In Texas, the ‘Heartbeat Bill’ was recently signed to prohibit abortions after 6 weeks, a time when many women are completely unaware they are even pregnant. Missouri, Alabama and Georgia are queuing up their own ‘great again’ reproductive laws. Defunding Planned Parenthood? Check. Stacking the courts with judges vetted by those intent on overturning abortion mandates? Check. Funny how people can be persuaded to cancel rights but not acknowledge them. If we did, we would have passed the Equal Rights Amendment, which has been gathering dust since 1923. Oops.
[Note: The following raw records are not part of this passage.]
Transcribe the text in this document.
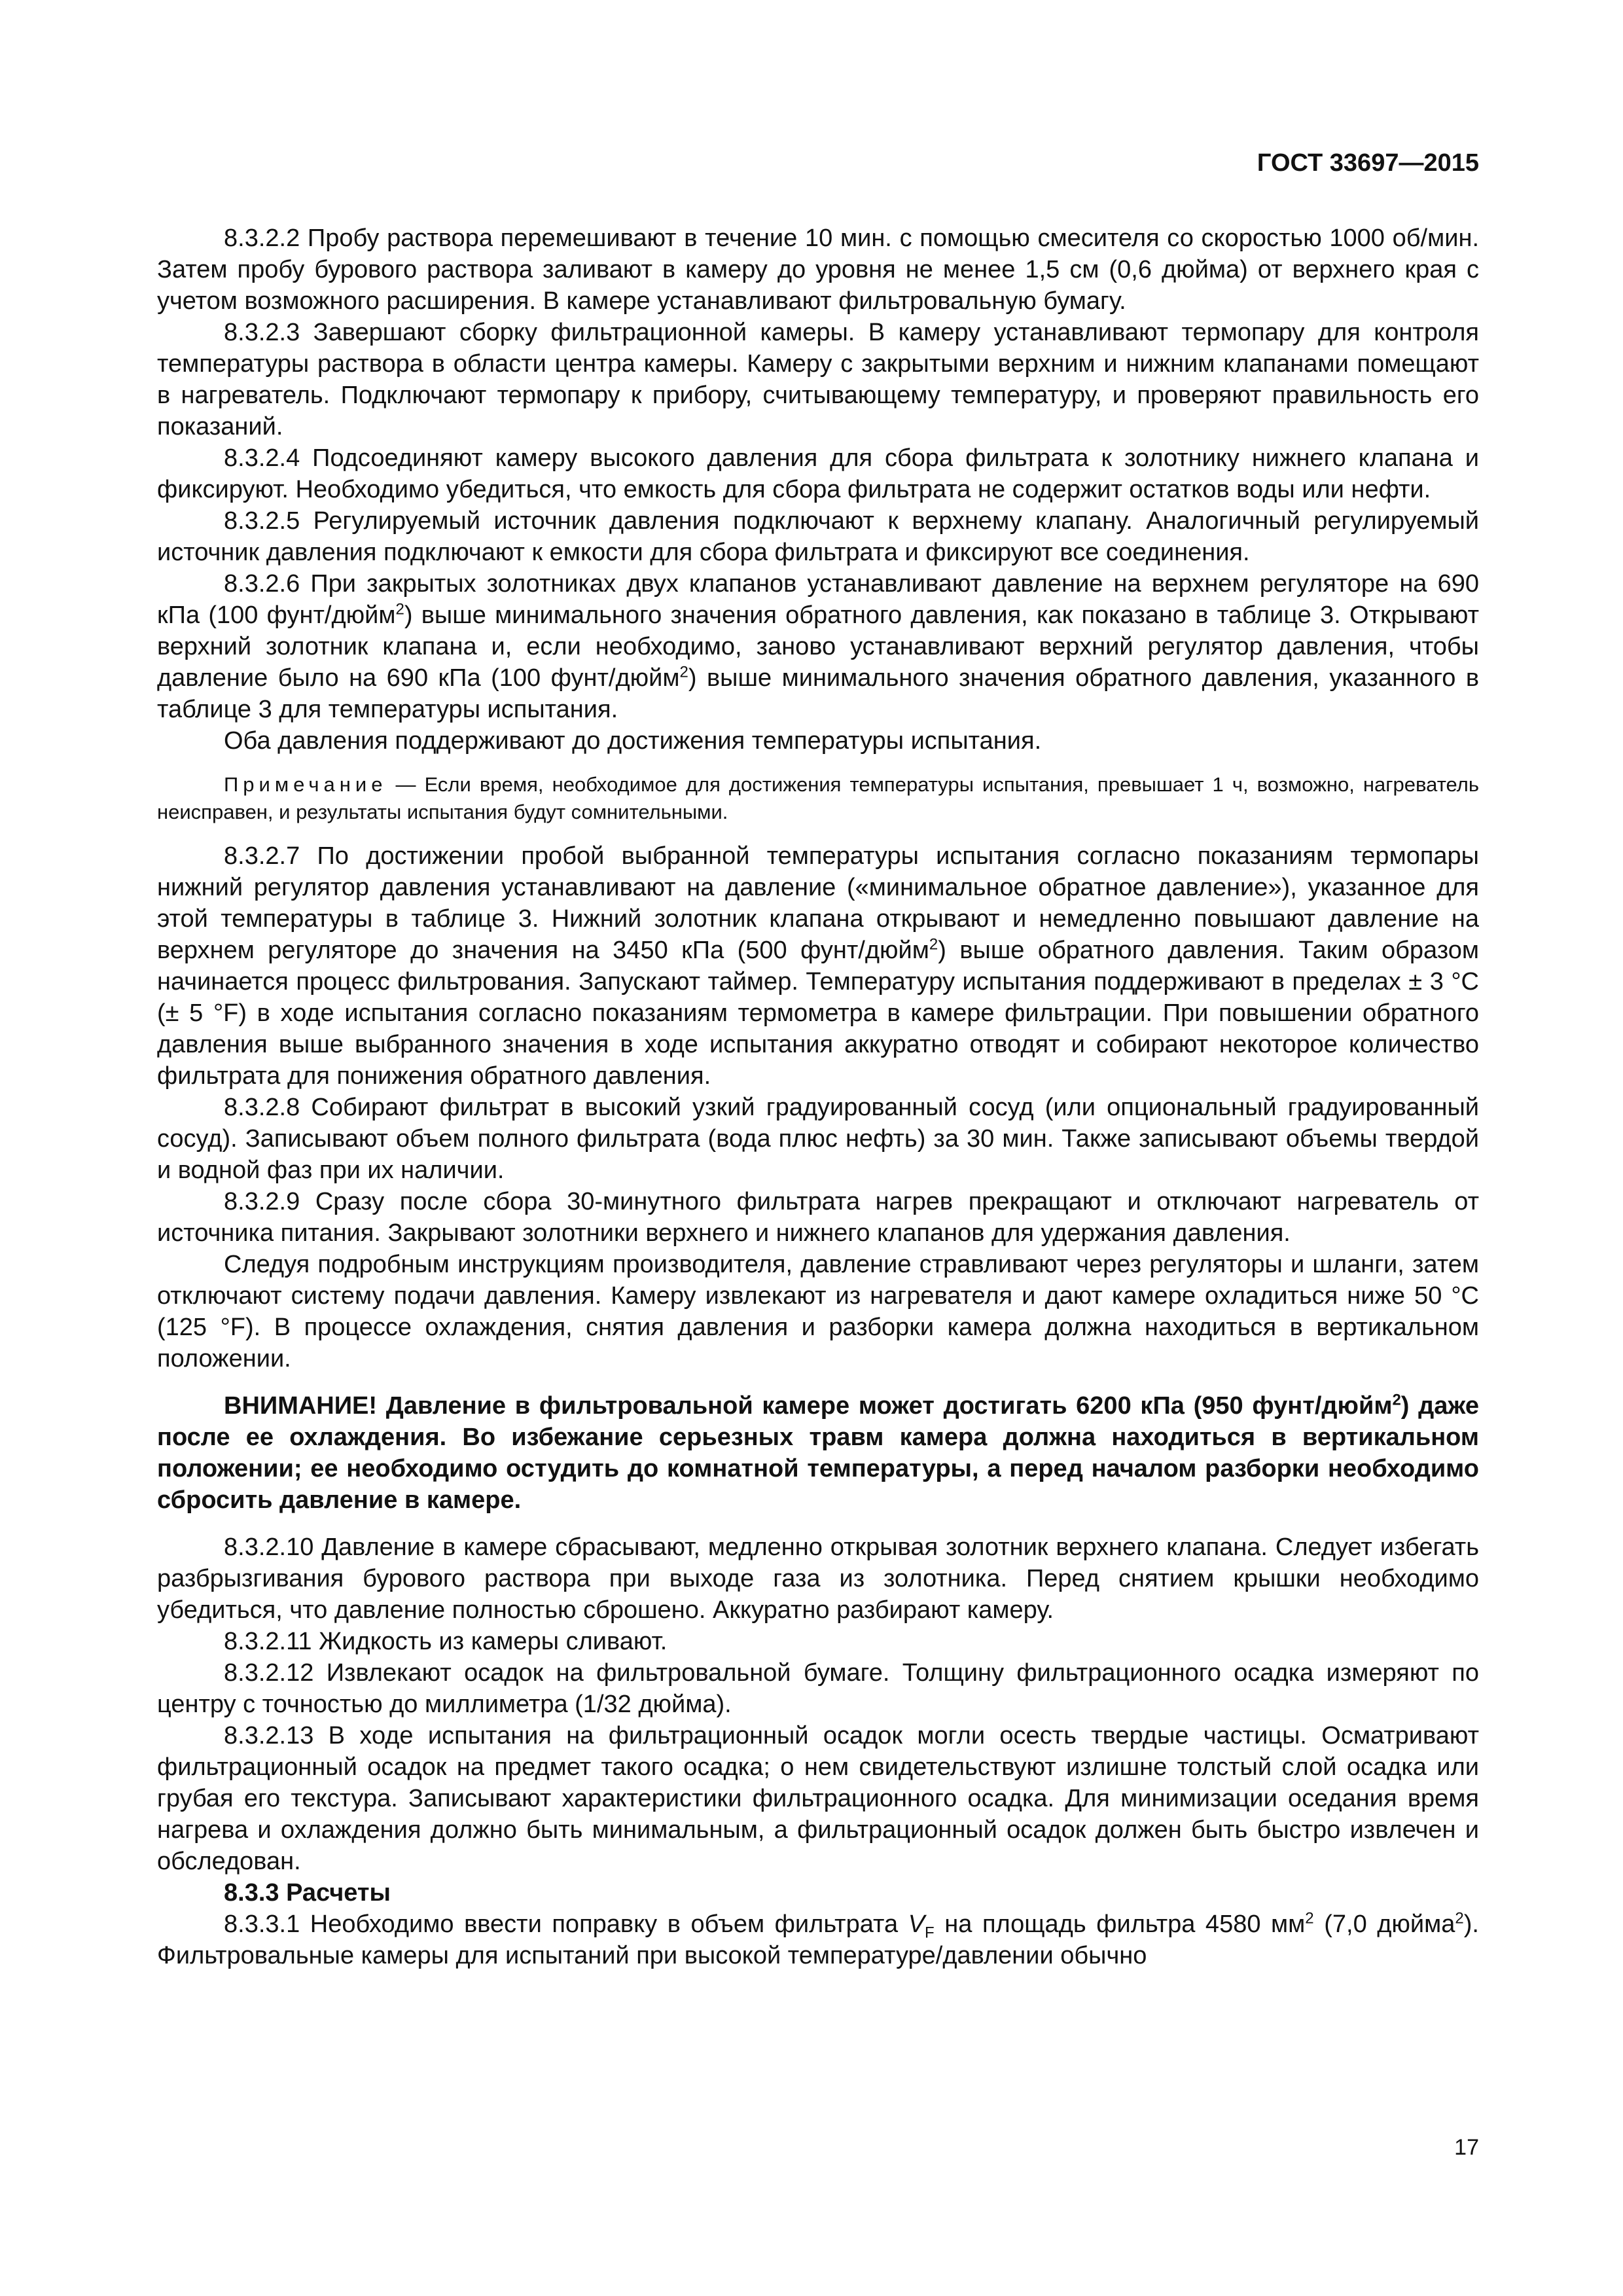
ГОСТ 33697—2015

8.3.2.2 Пробу раствора перемешивают в течение 10 мин. с помощью смесителя со скоростью 1000 об/мин. Затем пробу бурового раствора заливают в камеру до уровня не менее 1,5 см (0,6 дюйма) от верхнего края с учетом возможного расширения. В камере устанавливают фильтровальную бумагу.

8.3.2.3 Завершают сборку фильтрационной камеры. В камеру устанавливают термопару для контроля температуры раствора в области центра камеры. Камеру с закрытыми верхним и нижним клапанами помещают в нагреватель. Подключают термопару к прибору, считывающему температуру, и проверяют правильность его показаний.

8.3.2.4 Подсоединяют камеру высокого давления для сбора фильтрата к золотнику нижнего клапана и фиксируют. Необходимо убедиться, что емкость для сбора фильтрата не содержит остатков воды или нефти.

8.3.2.5 Регулируемый источник давления подключают к верхнему клапану. Аналогичный регулируемый источник давления подключают к емкости для сбора фильтрата и фиксируют все соединения.

8.3.2.6 При закрытых золотниках двух клапанов устанавливают давление на верхнем регуляторе на 690 кПа (100 фунт/дюйм$^2$) выше минимального значения обратного давления, как показано в таблице 3. Открывают верхний золотник клапана и, если необходимо, заново устанавливают верхний регулятор давления, чтобы давление было на 690 кПа (100 фунт/дюйм$^2$) выше минимального значения обратного давления, указанного в таблице 3 для температуры испытания.

Оба давления поддерживают до достижения температуры испытания.

Примечание — Если время, необходимое для достижения температуры испытания, превышает 1 ч, возможно, нагреватель неисправен, и результаты испытания будут сомнительными.

8.3.2.7 По достижении пробой выбранной температуры испытания согласно показаниям термопары нижний регулятор давления устанавливают на давление («минимальное обратное давление»), указанное для этой температуры в таблице 3. Нижний золотник клапана открывают и немедленно повышают давление на верхнем регуляторе до значения на 3450 кПа (500 фунт/дюйм$^2$) выше обратного давления. Таким образом начинается процесс фильтрования. Запускают таймер. Температуру испытания поддерживают в пределах ± 3 °С (± 5 °F) в ходе испытания согласно показаниям термометра в камере фильтрации. При повышении обратного давления выше выбранного значения в ходе испытания аккуратно отводят и собирают некоторое количество фильтрата для понижения обратного давления.

8.3.2.8 Собирают фильтрат в высокий узкий градуированный сосуд (или опциональный градуированный сосуд). Записывают объем полного фильтрата (вода плюс нефть) за 30 мин. Также записывают объемы твердой и водной фаз при их наличии.

8.3.2.9 Сразу после сбора 30-минутного фильтрата нагрев прекращают и отключают нагреватель от источника питания. Закрывают золотники верхнего и нижнего клапанов для удержания давления.

Следуя подробным инструкциям производителя, давление стравливают через регуляторы и шланги, затем отключают систему подачи давления. Камеру извлекают из нагревателя и дают камере охладиться ниже 50 °С (125 °F). В процессе охлаждения, снятия давления и разборки камера должна находиться в вертикальном положении.

ВНИМАНИЕ! Давление в фильтровальной камере может достигать 6200 кПа (950 фунт/дюйм$^2$) даже после ее охлаждения. Во избежание серьезных травм камера должна находиться в вертикальном положении; ее необходимо остудить до комнатной температуры, а перед началом разборки необходимо сбросить давление в камере.

8.3.2.10 Давление в камере сбрасывают, медленно открывая золотник верхнего клапана. Следует избегать разбрызгивания бурового раствора при выходе газа из золотника. Перед снятием крышки необходимо убедиться, что давление полностью сброшено. Аккуратно разбирают камеру.

8.3.2.11 Жидкость из камеры сливают.

8.3.2.12 Извлекают осадок на фильтровальной бумаге. Толщину фильтрационного осадка измеряют по центру с точностью до миллиметра (1/32 дюйма).

8.3.2.13 В ходе испытания на фильтрационный осадок могли осесть твердые частицы. Осматривают фильтрационный осадок на предмет такого осадка; о нем свидетельствуют излишне толстый слой осадка или грубая его текстура. Записывают характеристики фильтрационного осадка. Для минимизации оседания время нагрева и охлаждения должно быть минимальным, а фильтрационный осадок должен быть быстро извлечен и обследован.

8.3.3 Расчеты

8.3.3.1 Необходимо ввести поправку в объем фильтрата $V_F$ на площадь фильтра 4580 $мм^2$ (7,0 дюйма$^2$). Фильтровальные камеры для испытаний при высокой температуре/давлении обычно

17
Gilead was born of a fear of ‘others’. Though it prided itself on its pro-women rhetoric, it forgot to mention that when it came to your ovaries, the state owned them. In Atwood’s society, abortion providers were hanged. Today, in 75%  state legislatures, bills calling for life imprisonment or death penalties for abortion doctors are being passed like M&M’s. Oklahoma even advanced a bill that requires a woman to get written consent from the man who impregnated her. Considering the US has the highest rate of maternal mortality in the world and domestic violence is ongoing, that idea seems not only ironic, but vindictive and dangerous.

“Whatever is silenced will clamor to be heard, though silently.” The Handmaid’s Tale

A sea of red robed, white capped women, cowed under submissive laws, is a pretty ominous thought. Any religious and totalitarian ideologies that restrict freedoms and infringe on human rights have no place in a country founded on the premise that all people were created equal with certain inalienable rights. It seems we either didn’t get the memo or are rewriting the playbook.

If you think I’m pro abortion — you would be wrong. To paraphrase a certain Vietnam War dodger, who said he wasn’t a ‘fan’ of the place, I know of no one who is a ‘fan’ of abortion either. But unlike mythical bone spurs to skip the draft, women’s choices are not at all neat or easy. Like life, decisions are often extremely painful and the decision to abort is the most painful of all. I’ve never an abortion but I support, with everything I am, another’s right to choose for themselves. Perhaps if we focused, not just on pro-birth but pro-LIFE for the entirety of a human being’s life, things would be exceedingly different in our world.

Whoopie Goldberg once quipped about gay marriage: “I don’t care who you want to marry. If you don’t like gay marriage, don’t marry a gay person.” My thoughts exactly. Whether it’s weighing in on a woman’s choice to work outside the home or being a stay-at-home mom, dating again after widowhood, marrying your gay partner or choosing what is right for your body, only those in the situation get a vote. Everyone else — zip it.

“Never mistake a woman’s meekness for weakness.”  The Handmaid’s Tale.

4 thoughts on “Red is Not My Color”

    1. Thank you so much, lovey…I believe the subject will only get more heated as all the judges installed while were looking at all the other nonsense revert the country back to the Victorian Age.